日本語の将来 著者: 梅棹 忠夫
日本語にローマ字が向いているか?私は、笑止千万と言いたい。いくら知の巨人とはいえ、 未だにローマ字論をぶつなんて信じられない。
著者のローマ字論は、結局英語などアルファベットで表記される言語は、タイプライターにより容易に書くことができるという発想から来ている。
そこで、まず、かなカナライターとか言うのを考えたはずだ。それでも26文字のアルファベットと比べたら、50字もあるカナかなは、かなり、面倒だったろう。そこで、ローマ字表記せよというのだが、試しに、著者が書いた、巻末のローマ字文を読もうとしたのだが、とても煩雑で読む気にもなれなかった。 結局、日本語は、漢字かな交じり文にしくはない。 だから、速読もできると言うこと。漢字を見ながら、イメージできると言うこと、その長所を考えたら、とてもじゃないが、 ローマ字文による日本語なんて反吐がでる。
ローマ字表記は、速読者の敵だ。ハングル文字のみになった朝鮮は、もう、学術論文を書けないほど疲弊しているという。 つまり、漢字による表記がなくなった分、日本で言えば、橋も箸もみんなはしになってしまったから、意味が取りにくい というわけだ。それが、かなカナから更にローマ字になって、 なんて表記することになるんだよ。 何でこんな馬鹿馬鹿しいことに真面目になるんだよ、知の巨人が。
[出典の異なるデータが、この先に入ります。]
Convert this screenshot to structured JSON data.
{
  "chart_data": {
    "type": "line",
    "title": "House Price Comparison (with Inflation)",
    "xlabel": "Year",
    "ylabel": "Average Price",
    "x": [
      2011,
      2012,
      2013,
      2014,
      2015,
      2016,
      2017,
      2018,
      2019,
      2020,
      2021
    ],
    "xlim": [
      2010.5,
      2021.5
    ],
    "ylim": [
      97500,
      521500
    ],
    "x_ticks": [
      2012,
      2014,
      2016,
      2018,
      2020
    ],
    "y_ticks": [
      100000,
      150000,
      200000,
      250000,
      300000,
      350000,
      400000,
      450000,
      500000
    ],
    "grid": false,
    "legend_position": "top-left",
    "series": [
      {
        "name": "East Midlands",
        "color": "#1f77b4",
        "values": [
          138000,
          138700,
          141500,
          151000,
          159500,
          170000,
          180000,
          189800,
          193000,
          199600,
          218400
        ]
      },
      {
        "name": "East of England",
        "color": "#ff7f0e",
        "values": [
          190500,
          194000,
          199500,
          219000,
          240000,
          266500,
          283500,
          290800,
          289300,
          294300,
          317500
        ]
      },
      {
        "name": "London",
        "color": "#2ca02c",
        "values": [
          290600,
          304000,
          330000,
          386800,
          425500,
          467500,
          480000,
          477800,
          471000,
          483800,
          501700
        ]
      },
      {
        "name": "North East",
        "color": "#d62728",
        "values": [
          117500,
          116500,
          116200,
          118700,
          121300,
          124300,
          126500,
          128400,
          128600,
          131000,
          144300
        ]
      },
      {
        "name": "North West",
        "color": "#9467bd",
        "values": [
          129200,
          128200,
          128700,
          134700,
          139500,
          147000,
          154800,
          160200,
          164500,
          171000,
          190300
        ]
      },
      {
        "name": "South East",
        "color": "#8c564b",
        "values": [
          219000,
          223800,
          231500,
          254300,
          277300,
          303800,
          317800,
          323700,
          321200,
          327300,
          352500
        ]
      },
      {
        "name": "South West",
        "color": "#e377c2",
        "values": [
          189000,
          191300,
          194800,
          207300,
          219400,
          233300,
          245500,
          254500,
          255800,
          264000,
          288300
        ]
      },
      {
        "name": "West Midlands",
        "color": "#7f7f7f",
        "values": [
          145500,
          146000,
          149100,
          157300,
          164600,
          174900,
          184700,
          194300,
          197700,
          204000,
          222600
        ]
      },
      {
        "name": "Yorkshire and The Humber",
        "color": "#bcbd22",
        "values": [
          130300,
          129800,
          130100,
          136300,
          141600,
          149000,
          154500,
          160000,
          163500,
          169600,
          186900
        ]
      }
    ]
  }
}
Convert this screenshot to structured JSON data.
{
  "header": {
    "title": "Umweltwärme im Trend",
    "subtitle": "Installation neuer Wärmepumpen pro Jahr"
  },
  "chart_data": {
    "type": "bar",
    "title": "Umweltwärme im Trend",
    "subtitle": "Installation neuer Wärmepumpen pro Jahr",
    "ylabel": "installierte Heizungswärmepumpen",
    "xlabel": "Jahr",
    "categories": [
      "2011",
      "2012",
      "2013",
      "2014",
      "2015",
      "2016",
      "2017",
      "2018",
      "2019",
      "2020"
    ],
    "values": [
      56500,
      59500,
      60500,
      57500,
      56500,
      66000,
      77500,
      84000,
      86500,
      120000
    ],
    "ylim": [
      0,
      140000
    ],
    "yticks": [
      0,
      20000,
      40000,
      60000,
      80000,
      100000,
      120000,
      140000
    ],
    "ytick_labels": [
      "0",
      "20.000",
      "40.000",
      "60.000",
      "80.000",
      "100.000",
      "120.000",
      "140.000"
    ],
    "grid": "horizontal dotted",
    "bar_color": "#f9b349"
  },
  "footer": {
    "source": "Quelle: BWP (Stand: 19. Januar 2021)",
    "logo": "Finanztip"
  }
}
ところで、この文章、私は、パソコンで打っているのだが、なんとローマ字うちなのである。つまり、 著者がほしがっていた日本語タイプライターの出現が、パソコン以前のワードプロセッサーによって実現したのである。ここにいたって、日本語のローマ字表記などと言うものは、一切不要になってしまったのだ。
ここのところを捉えて著者は、パソコンにおいては、ローマ字うちの方が多いと言うことを不思議に感じるなどと表現しているけれど、実は、ローマ字うちというのは、26あるアルファベットの内、使う必要のない文字もあって、非常に合理的なのである。だから、いちいち「たていすかんなにらせ」などという配列を覚えようなどと言う気にならないのだよ、 梅棹先生。なーんにも不思議でないのだ。